This article was published 24/07/2015 (3757 days ago), so information in it may no longer be current.

Five storylines to ponder entering tonight’s CFL game between the Winnipeg Blue Bombers and the host Edmonton Eskimos:

1. Not-so-special teams

Yes, Winnipeg Blue Bombers QB Drew Willy took a terrible time-count violation late in the fourth quarter Saturday. And yes, Willy threw a game-ending interception in the final minute of the 26-25 loss to the Calgary Stampeders at McMahon Stadium.

But it was the Bombers’ special teams — not Willy — that played the biggest role in snatching defeat from the jaws of victory. A Troy Stoudermire punt-return fumble; a blocked punt returned for a Calgary TD; a missed convert and two missed field goals by Lirim Hajrullahu combined to turn a 16-0 Bombers lead into one of the more painful defeats this team has sustained in recent seasons.

John Woods / The Canadian Press Files
Winnipeg Blue Bombers' Zach Anderson (44) celebrates his sack on Edmonton Eskimos' quarterback Mike Reilly (13) during a game last season between the two clubs.
John Woods / The Canadian Press Files Winnipeg Blue Bombers' Zach Anderson (44) celebrates his sack on Edmonton Eskimos' quarterback Mike Reilly (13) during a game last season between the two clubs.

All of which makes the special-teams unit — and how they respond to last week’s spanking in Calgary — one of the more compelling storylines heading into Commonwealth Stadium.

This is a team, remember, led by three guys in CEO Wade Miller, GM Kyle Walters and head coach Mike O’Shea, who each took immense pride in their own special-teams work in their playing days. Another performance like last week’s and those fellows aren’t going to hesitate to hand out some plane tickets.

2. Can Drew Willy recapture that fourth-quarter magic?

Willy has been the architect of some great game-winning drives late in the fourth quarter during his one-plus season with the Bombers, but he’s also helped this club lose a few games late in the final frame.

For every game-winning Willy TD pass to Julian Feoli-Gudino in the end zone of Stade Molson, there’s been a game-losing interception to Saskatchewan. And last week against Calgary, Willy had not one, but two chances in the final minutes of the game to set up the game-winner, and he failed both times.

A lot of football gets played in the final three minutes of the game in the CFL, and the teams that are still playing in November are the ones that have quarterbacks who rise to the occasion with the game on the line. The jury is still out on whether Willy is such a player, but there would be a certain symmetry to the Bombers QB leading a game-winning drive late in the fourth quarter at Commonwealth Stadium, where Winnipeg last won way back in 2006 on some of the most memorable late-game heroics in league history — Milt Stegall’s 100-yard game-winning TD on the final play of the game.

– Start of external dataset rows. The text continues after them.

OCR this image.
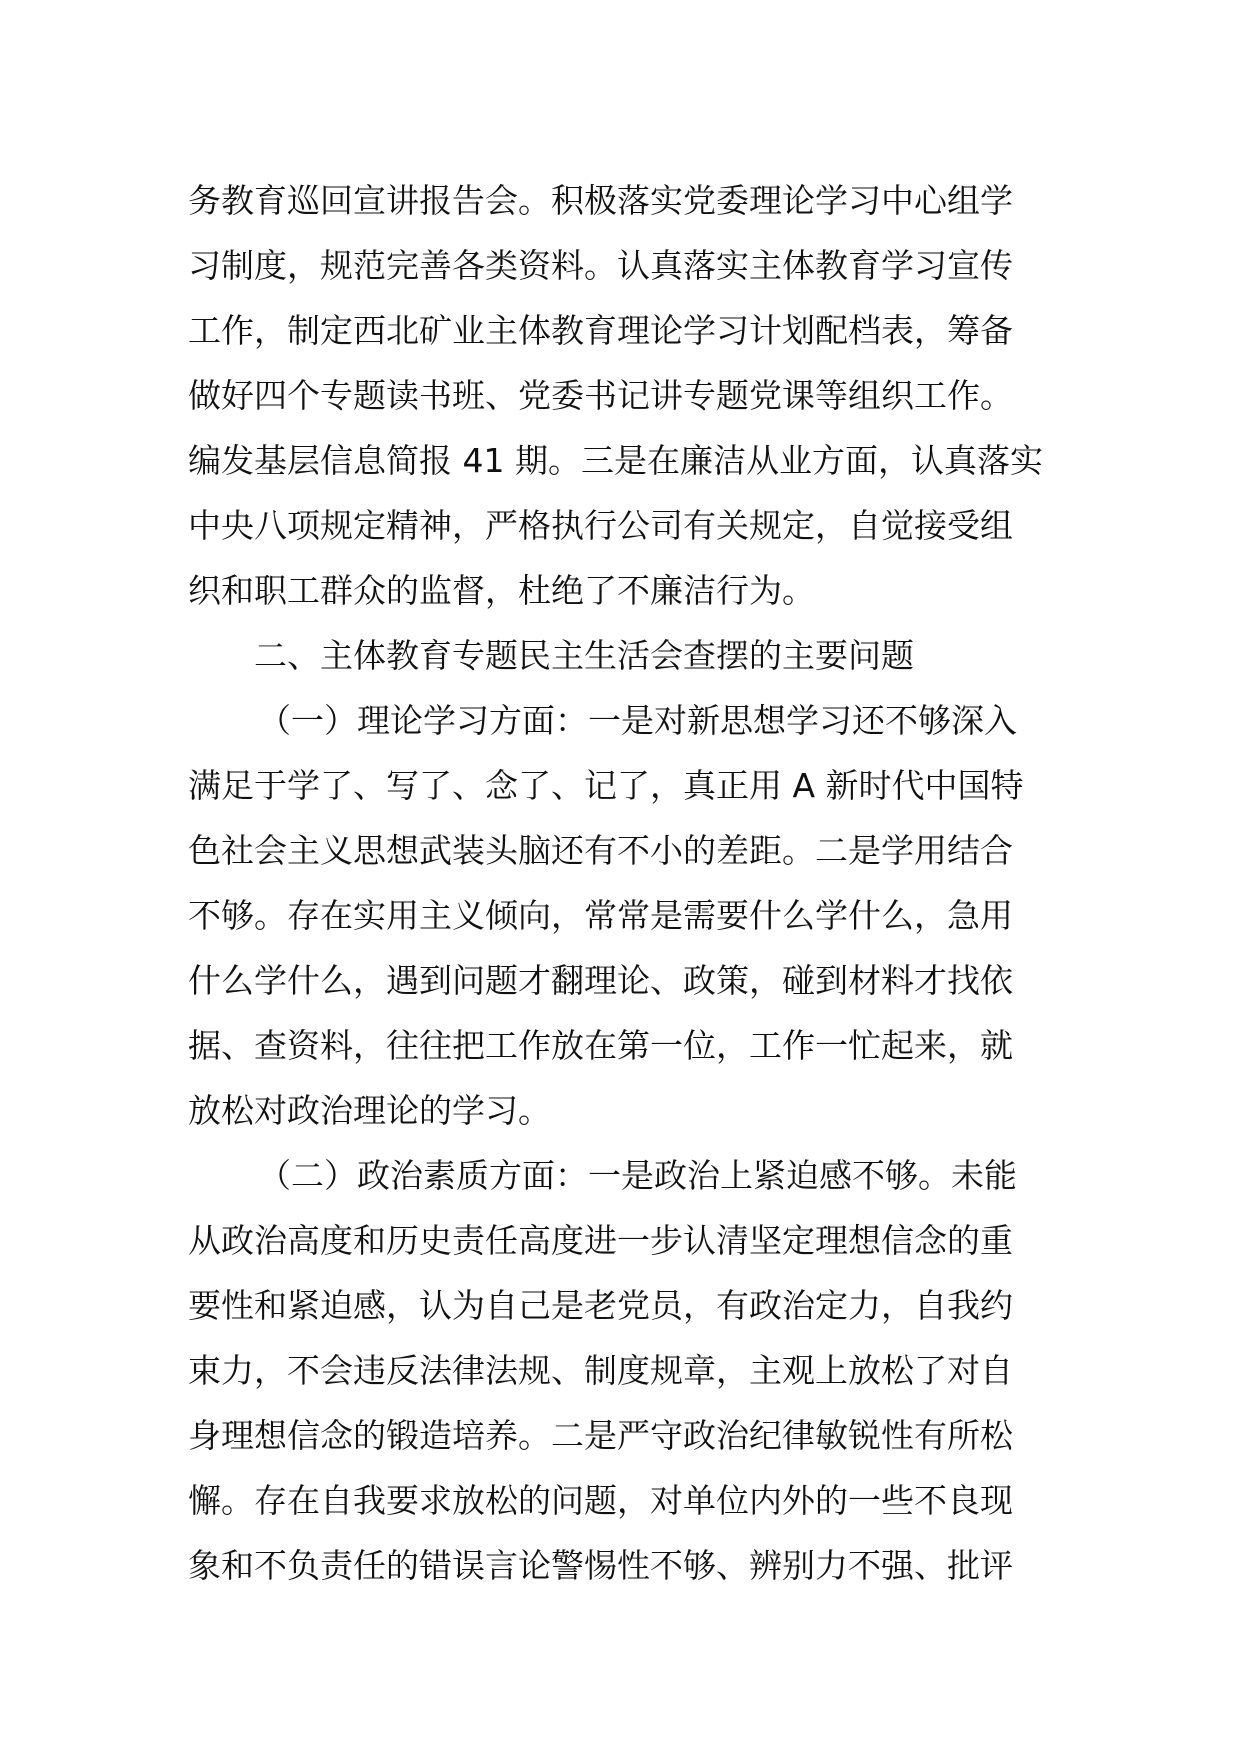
务教育巡回宣讲报告会。积极落实党委理论学习中心组学
习制度，规范完善各类资料。认真落实主体教育学习宣传
工作，制定西北矿业主体教育理论学习计划配档表，筹备
做好四个专题读书班、党委书记讲专题党课等组织工作。
编发基层信息简报 41 期。三是在廉洁从业方面，认真落实
中央八项规定精神，严格执行公司有关规定，自觉接受组
织和职工群众的监督，杜绝了不廉洁行为。
二、主体教育专题民主生活会查摆的主要问题
（一）理论学习方面：一是对新思想学习还不够深入
满足于学了、写了、念了、记了，真正用 A 新时代中国特
色社会主义思想武装头脑还有不小的差距。二是学用结合
不够。存在实用主义倾向，常常是需要什么学什么，急用
什么学什么，遇到问题才翻理论、政策，碰到材料才找依
据、查资料，往往把工作放在第一位，工作一忙起来，就
放松对政治理论的学习。
（二）政治素质方面：一是政治上紧迫感不够。未能
从政治高度和历史责任高度进一步认清坚定理想信念的重
要性和紧迫感，认为自己是老党员，有政治定力，自我约
束力，不会违反法律法规、制度规章，主观上放松了对自
身理想信念的锻造培养。二是严守政治纪律敏锐性有所松
懈。存在自我要求放松的问题，对单位内外的一些不良现
象和不负责任的错误言论警惕性不够、辨别力不强、批评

3. Dude, seriously, where’s your running game?

The Bombers ran for 145 yards in a Week 1 win over Saskatchewan, and they’ve run for just 218 yards combined in the three games since.

All that optimism around town after Week 1 about how the Bombers appeared to finally have the kind of running game that can compete in the bruising West Division has since evaporated into more of the same old — an ineffective running game that for the last three weeks has been statistically looking up at every team in the league with the exception of the Ottawa Redblacks.

A “Thunder and Lightning” tailback combination of Cameron Marshall and Paris Cotton — which looked so promising against Saskatchewan — has been more “partly cloudy and light rain” in the last three weeks. Marshall has carried the ball just 14 times for 45 yards — a paltry 3.2 yards per carry average — and whatever designs offensive co-ordinator Marcel Bellefeuille had of confusing defences by giving them two different running backs with two different running styles has been all but abandoned.

If winning games is about beating your opponent in every phase, the Bombers are going to need a better running game than they’ve had to beat an Eskimos running game led by Shakir Bell, who galloped for 144 yards in his CFL debut last week. It was, the CFL stats department says, one of the best tailback debuts ever in this league.

4. Keeping up with the Joneses

The Bombers head into Week 5 in a three-way tie for second place in the West with Edmonton and the B.C. Lions, but Winnipeg’s situation is more precarious than it might appear at first glance.

The 2-2 Bombers have played one more game than the 2-1 Esks and Lions and a loss to Edmonton this week would leave the Bombers looking up at Edmonton and having one less game still to play.

Yes, it’s still early, but it would be the beginning of a hole the Bombers don’t want to spend the rest of the season trying to dig out of.

5. Winning at halftime equals winning

The Bombers are 2-0 this season when they’ve had the lead heading into halftime, but 0-2 when they’ve trailed or been tied heading into the intermission.

That’s the continuation of a trend under head coach Mike O’Shea, who is just 3-11 when his club is trailing at halftime.

That would seem to suggest these O’Shea teams win and lose games in the first half, although there is an interesting counterpoint to that suggestion: O’Shea is 4-1 as Bombers coach in games that are decided by four points or less, suggesting his in-game management in the second half is more than equal to the task.